Mismanagement and Irregularities in School Procurement

1 min read

According to a news report published by Daily The News, the acquisition of school furniture during the tenure of former education minister Syed Sardar Shah has been revealed to be marred by extensive mismanagement, irregularities, and substantial corruption, as per a government report presented to the Sindh High Court (SHC). The report, submitted in response to a case addressing the absence of furniture in public schools, raises serious concerns about the allocation and utilization of public funds.

Over the two-year period under Syed Sardar Shah’s administration, an astonishing Rs7.36 billion was expended on school furniture, prompting alarm over fiscal responsibility. The report, linked to a case spanning from 2012-13 to 2022-23, discloses a whopping Rs28.13 billion earmarked for furniture purchases through the school education department. However, only Rs9.35 billion was spent, with a substantial Rs7.37 billion squandered during Shah’s term.

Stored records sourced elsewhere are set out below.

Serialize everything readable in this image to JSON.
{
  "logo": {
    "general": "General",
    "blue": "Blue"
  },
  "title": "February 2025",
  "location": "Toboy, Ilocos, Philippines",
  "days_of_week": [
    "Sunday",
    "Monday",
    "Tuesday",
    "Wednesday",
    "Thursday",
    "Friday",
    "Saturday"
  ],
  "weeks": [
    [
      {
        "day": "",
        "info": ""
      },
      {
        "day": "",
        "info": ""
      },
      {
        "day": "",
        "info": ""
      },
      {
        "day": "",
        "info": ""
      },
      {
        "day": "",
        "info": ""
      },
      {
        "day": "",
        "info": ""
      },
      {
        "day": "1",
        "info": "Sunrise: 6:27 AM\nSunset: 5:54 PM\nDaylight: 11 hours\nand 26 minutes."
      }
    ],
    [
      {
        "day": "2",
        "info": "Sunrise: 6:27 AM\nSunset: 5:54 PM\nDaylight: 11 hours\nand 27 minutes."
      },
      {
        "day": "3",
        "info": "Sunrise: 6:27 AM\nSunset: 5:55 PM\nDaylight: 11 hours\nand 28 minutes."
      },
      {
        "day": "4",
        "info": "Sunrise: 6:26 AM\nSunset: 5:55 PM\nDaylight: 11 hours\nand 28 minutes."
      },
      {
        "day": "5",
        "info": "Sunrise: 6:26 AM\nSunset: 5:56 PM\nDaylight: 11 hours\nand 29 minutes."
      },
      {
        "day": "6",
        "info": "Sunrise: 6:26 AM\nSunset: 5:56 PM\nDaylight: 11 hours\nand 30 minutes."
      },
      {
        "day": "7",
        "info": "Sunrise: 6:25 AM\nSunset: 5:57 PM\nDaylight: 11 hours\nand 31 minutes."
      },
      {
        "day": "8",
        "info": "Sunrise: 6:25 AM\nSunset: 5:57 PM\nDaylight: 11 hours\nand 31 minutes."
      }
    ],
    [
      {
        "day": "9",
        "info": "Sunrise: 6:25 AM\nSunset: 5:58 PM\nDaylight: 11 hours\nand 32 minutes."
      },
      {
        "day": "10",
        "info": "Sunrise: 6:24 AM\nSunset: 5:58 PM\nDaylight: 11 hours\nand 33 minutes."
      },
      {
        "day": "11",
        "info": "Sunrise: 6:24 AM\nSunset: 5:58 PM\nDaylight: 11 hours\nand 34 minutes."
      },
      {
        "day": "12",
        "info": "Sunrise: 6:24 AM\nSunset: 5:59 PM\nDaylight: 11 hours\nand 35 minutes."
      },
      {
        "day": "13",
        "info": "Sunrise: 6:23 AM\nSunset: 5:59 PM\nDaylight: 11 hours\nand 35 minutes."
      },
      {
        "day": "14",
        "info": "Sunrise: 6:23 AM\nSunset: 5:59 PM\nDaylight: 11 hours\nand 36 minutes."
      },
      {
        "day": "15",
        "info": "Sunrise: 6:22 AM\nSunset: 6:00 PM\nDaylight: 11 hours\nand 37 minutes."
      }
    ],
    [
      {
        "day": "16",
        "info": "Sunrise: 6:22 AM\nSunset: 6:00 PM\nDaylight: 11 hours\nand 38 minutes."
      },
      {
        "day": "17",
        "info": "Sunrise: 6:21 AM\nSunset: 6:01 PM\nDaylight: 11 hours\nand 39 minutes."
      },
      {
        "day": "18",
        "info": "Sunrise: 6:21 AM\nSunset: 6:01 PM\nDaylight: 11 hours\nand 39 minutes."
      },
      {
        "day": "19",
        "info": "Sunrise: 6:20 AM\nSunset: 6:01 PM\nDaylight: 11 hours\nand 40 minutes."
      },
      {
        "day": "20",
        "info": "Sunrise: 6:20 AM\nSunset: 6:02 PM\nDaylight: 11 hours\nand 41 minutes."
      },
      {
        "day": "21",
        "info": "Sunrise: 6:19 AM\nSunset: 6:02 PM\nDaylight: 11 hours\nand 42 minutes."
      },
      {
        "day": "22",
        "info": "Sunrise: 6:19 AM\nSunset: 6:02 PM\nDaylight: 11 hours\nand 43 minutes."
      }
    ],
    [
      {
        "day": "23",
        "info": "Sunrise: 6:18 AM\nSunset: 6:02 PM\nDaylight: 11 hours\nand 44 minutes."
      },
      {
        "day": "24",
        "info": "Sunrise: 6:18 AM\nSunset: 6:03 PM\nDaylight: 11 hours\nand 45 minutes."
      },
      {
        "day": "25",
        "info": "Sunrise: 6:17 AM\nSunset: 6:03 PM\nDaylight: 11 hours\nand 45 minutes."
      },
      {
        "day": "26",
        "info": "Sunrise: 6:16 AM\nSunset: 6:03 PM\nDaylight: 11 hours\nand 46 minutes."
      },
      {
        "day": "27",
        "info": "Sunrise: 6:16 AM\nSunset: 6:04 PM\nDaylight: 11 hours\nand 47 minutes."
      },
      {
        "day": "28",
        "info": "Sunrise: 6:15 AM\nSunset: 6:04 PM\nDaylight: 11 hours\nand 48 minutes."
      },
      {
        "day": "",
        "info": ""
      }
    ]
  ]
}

In the fiscal year 2021-22, furniture worth Rs3.21 billion was procured, followed by an additional Rs4.16 billion spent in 2022-23. Surprisingly, no furniture was procured during four fiscal years from 2016-17 to 2019-20.

Significant disparities in purchase costs have come to light through additional information obtained by The News from various sources. Dual tables were reportedly acquired for an exorbitant Rs29,000 per table, far exceeding the market price of Rs8,000 to Rs9,000 per table. Even accounting for inflation, the current market price is anticipated to be between Rs15,000 and Rs17,000 per table.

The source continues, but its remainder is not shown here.